Colliers are cargo ships specifically designed to carry coal. Colliers, such as the ships used by Captain James Cook, are of very sturdy design. They are often “cat-built,” or wide and strong, with a flat bottom, and a shallow draft. The shallow draft allows the crew to pull very close to shore, and even onto the shore for repair work. Colliers provide a very large amount of space for storage, which allowed explorers such as Cook to carry on board the necessary supplies for long voyages.
Why did Cook choose to sail in ships originally designed to haul coal? Aside from having so much experience with them in his early training as a merchant sailor, Cook knew colliers had several advantages for the type of voyage he and the Admiralty had in mind.
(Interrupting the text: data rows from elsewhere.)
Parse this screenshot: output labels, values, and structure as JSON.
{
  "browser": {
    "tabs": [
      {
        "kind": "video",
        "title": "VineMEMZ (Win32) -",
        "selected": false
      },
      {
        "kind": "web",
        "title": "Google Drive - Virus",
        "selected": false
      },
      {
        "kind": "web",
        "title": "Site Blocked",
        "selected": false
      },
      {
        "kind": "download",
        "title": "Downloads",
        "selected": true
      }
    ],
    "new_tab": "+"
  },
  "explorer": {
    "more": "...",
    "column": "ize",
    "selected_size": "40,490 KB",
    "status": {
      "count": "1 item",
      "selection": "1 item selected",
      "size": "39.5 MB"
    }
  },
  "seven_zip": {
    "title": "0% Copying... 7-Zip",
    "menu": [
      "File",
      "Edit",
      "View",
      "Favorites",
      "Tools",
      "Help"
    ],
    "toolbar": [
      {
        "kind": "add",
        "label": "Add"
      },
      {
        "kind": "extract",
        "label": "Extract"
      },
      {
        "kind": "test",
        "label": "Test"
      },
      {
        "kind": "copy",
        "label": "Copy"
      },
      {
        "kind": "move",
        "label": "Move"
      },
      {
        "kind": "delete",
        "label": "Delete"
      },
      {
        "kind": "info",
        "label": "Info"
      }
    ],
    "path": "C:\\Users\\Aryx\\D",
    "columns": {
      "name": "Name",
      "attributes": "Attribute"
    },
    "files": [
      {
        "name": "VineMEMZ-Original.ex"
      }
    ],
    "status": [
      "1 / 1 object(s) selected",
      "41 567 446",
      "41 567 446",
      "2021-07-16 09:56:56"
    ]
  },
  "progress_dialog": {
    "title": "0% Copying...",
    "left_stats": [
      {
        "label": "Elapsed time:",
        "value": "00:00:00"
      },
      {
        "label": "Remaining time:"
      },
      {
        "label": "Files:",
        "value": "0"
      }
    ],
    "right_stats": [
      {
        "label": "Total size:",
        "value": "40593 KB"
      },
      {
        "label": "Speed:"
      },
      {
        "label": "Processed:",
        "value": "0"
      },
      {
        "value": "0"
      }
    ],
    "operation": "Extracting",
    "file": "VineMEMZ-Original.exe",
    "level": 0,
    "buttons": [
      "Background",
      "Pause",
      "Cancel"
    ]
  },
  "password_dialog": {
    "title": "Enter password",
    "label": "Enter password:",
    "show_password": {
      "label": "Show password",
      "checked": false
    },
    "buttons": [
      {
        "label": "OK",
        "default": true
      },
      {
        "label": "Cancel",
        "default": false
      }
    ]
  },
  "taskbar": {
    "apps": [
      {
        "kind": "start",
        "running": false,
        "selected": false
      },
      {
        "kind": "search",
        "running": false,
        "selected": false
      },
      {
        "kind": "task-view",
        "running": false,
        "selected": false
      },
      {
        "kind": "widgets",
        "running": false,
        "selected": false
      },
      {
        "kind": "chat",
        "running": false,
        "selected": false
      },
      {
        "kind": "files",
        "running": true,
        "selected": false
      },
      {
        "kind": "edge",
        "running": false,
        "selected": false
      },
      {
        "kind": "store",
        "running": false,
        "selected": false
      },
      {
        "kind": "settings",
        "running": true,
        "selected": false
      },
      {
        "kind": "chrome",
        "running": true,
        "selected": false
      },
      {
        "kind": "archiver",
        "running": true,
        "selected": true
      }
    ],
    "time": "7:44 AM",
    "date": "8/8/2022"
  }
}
The Endeavour, the ship used on the first voyage, was of a very sturdy, cat-built (wide and strong, with a flat bottom) design, and had a shallow draft. The shallow draft allowed the crew to pull very close to shore, and even on the shore for repair work. Colliers had a tremendous amount of space for storage, which allowed Cook to carry on board the necessary supplies for his incredibly long voyages.
The Endeavour also had the advantage of a new and improved system of rigging. This allowed the crew to consist of only 94 men, including 11 scientists. This was one of the reasons Cook’s crew was able to make so many scientific observations in addition to those of the geographical and cartographical nature.